Он остановился, оглянулся. Перед ним стояла женщина лет тридцати, в белом платье и большой белой шляпе.

— Не узнаете, дорогой Рихард?

Он вспомнил: Франкфурт! Перед ним была жена молодого архитектора, с которой он познакомился лет десять назад.

— Очаровательная Тереза… — Зорге наклонился к ее руке. — На свете вряд ли найдется хотя бы один мужчина, который забудет эти глаза. Какими судьбами?

— Я приехала сюда с мужем.

— Что ж, такая поездка не пройдет для него бесследно. Я преклоняюсь перед гением японских зодчих.

— Вы правы, мой дорогой! — рассмеялась женщина. — Но архитектором был мой первый муж. Вечный мальчик. Я быстро устала от его причуд.

— Вы решительная женщина, — сказал Рихард, обдумывая, как вести себя дальше.

Тогда, во Франкфурте, его пригласили на чей-то семейный праздник, и среди друзей дома оказался муж Терезы. Молодой архитектор работал на пивоваренном заводе.

— Кто же тот счастливец, которому вы отдали свое сердце теперь? Тоже человек искусства? Или коммерсант?

— Мой муж — военный. Сюда его пригласили советником.

— Надеюсь, он не увлекается красными идеями? — как можно непринужденнее спросил Рихард.

— О, что вы! В германской армии служат настоящие солдаты. — Она остановилась. — Правда, сейчас он не в Токио: японцы пригласили его на какие-то маневры. Но он скоро вернется, и я обязательно вас познакомлю. Надеюсь, вы понравитесь друг другу. — И добавила: — Я с ним счастлива.

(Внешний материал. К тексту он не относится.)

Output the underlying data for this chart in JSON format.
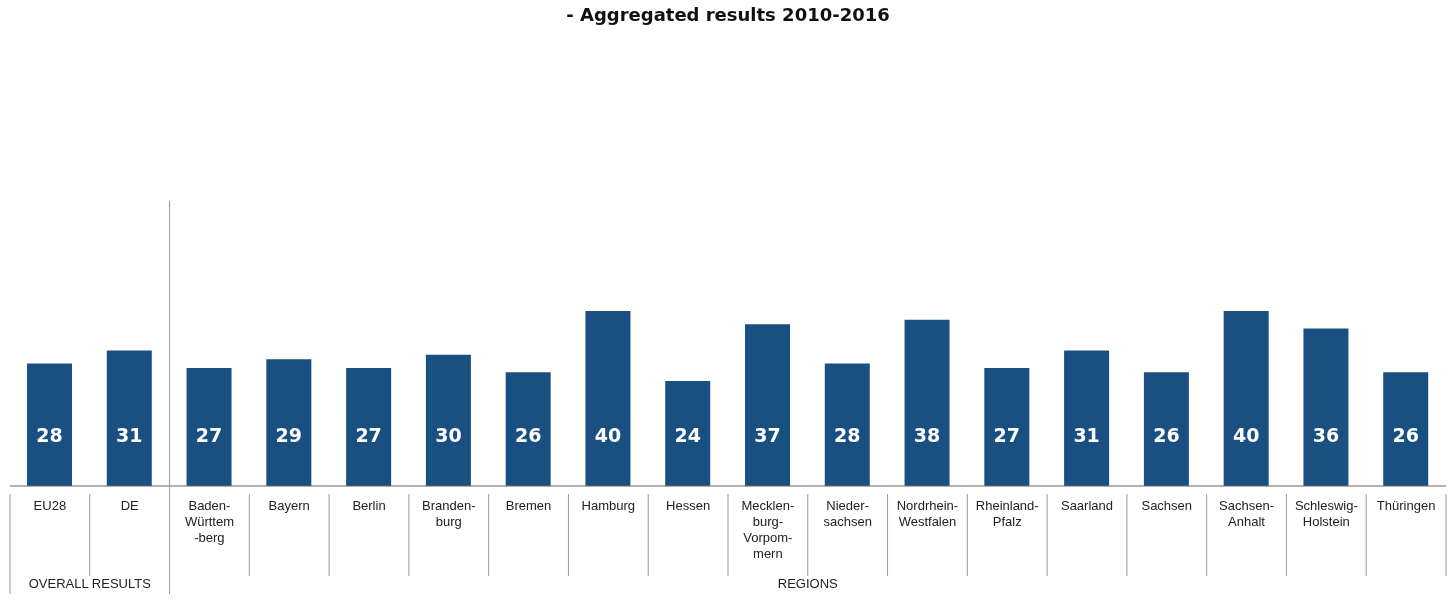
{
  "chart_data": {
    "type": "bar",
    "title": "- Aggregated results 2010-2016",
    "categories": [
      "EU28",
      "DE",
      "Baden-\nWürttem\n-berg",
      "Bayern",
      "Berlin",
      "Branden-\nburg",
      "Bremen",
      "Hamburg",
      "Hessen",
      "Mecklen-\nburg-\nVorpom-\nmern",
      "Nieder-\nsachsen",
      "Nordrhein-\nWestfalen",
      "Rheinland-\nPfalz",
      "Saarland",
      "Sachsen",
      "Sachsen-\nAnhalt",
      "Schleswig-\nHolstein",
      "Thüringen"
    ],
    "values": [
      28,
      31,
      27,
      29,
      27,
      30,
      26,
      40,
      24,
      37,
      28,
      38,
      27,
      31,
      26,
      40,
      36,
      26
    ],
    "color": "#1a4f82",
    "data_labels": true,
    "grid": false,
    "legend": false,
    "annotations": [
      "OVERALL RESULTS",
      "REGIONS"
    ]
  }
}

— Буду рад познакомиться. Только боюсь: военные не очень-то любят журналистов.

"Не слишком ли много сюрпризов за один вечер?" — думал Рихард, возвращаясь в отель. Конечно, познакомиться с немецким офицером, которого японцы приглашают на свои маневры, просто замечательно. А что касается Терезы — очевидно, она не имеет ни малейшего представления о его работе во Франкфурте. Да и всегда у нее были свои заботы…

Прошло несколько дней.

— Милый, познакомься: это тот самый франкфуртский Рихард, о котором я тебе говорила!

— Весьма рад. Подполковник Ойген Отт.

— Рихард Зорге. Как вам, наверное, уже сообщила ваша очаровательная супруга, я журналист, так что держите со мной ухо востро!..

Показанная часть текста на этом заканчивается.